Temperature-Dependent Structure and Dynamics of Water Intercalated in Layered Double Hydroxides with Different Hydration States
M Chen and RL Zhu and JX Zhu and HP He, JOURNAL OF PHYSICAL CHEMISTRY C, 121, 23752-23762 (2017).
DOI: 10.1021/acs.jpcc.7b08133
Properties of water confined in layered double hydroxides (LDH) are relevant with hydration, dehydration, and protonic conduction in interlayer galleries. Evolutions of structure and dynamics of water in LDHs (Mg2Al(OH)(6)Cl center dot mH(2)O) with temperature are disclosed through molecular dynamics simulations performed in the range from 300 to 430 K. LDHs with m = 0.78 and 1.44 which characterize two different hydration states are investigated.
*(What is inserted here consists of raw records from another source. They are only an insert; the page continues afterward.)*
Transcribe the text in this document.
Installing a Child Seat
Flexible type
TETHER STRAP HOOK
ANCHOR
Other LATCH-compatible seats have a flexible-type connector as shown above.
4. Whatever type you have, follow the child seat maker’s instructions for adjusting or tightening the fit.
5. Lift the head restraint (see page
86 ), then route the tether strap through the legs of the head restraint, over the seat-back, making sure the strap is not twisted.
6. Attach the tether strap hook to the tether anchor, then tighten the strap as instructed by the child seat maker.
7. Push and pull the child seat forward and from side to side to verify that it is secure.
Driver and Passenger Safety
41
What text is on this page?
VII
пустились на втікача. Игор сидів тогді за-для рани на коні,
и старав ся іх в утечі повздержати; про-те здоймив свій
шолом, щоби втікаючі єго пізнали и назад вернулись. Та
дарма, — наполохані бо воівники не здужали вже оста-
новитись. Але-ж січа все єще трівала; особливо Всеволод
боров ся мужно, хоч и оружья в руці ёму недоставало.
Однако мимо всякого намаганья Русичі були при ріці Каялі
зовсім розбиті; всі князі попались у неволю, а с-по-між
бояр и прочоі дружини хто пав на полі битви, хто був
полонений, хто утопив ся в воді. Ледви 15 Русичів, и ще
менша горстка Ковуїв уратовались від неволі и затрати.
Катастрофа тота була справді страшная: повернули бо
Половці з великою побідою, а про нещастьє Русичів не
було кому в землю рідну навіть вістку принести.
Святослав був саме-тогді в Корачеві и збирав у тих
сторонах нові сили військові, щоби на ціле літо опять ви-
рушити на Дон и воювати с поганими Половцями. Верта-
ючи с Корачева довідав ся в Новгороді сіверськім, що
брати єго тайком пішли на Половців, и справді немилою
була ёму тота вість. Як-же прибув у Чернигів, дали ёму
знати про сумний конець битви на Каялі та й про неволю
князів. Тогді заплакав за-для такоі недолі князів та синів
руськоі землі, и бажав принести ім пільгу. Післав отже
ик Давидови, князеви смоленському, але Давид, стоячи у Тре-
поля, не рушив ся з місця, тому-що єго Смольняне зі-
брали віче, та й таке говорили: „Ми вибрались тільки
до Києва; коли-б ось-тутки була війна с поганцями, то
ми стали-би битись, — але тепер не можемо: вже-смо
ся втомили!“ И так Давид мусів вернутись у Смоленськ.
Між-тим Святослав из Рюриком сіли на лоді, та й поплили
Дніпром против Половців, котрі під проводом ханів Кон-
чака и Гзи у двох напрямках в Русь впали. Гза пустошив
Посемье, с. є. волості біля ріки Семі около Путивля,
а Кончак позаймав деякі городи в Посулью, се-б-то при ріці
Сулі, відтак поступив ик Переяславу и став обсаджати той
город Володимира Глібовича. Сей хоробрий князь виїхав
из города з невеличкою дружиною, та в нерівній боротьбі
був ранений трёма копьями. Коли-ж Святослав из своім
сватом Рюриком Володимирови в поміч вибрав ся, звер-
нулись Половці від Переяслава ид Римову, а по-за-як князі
Water in the lower hydration state is characterized with higher ordered structure. Irrespective of water content, water becomes less hydrogen bonded and more disordered as temperature increases. This leads to a large decrement in dehydration enthalpy, which facilitates dehydration energetically. Irrespective of temperature or water content, water exhibits the preference for being fixed in hydroxyl sites and it diffuses through jumping between neighbor sites. Jump diffusion approximately exhibits an Arrhenius dependence on temperature. A jump is a collective process consisting of water translation and hydroxyl group reorientation, which is reflected in the high activation energy and low attempt frequency. Hydronium ions may be transported through jumping between neighbor sites, making a contribution to proton transfer in interlayer galleries.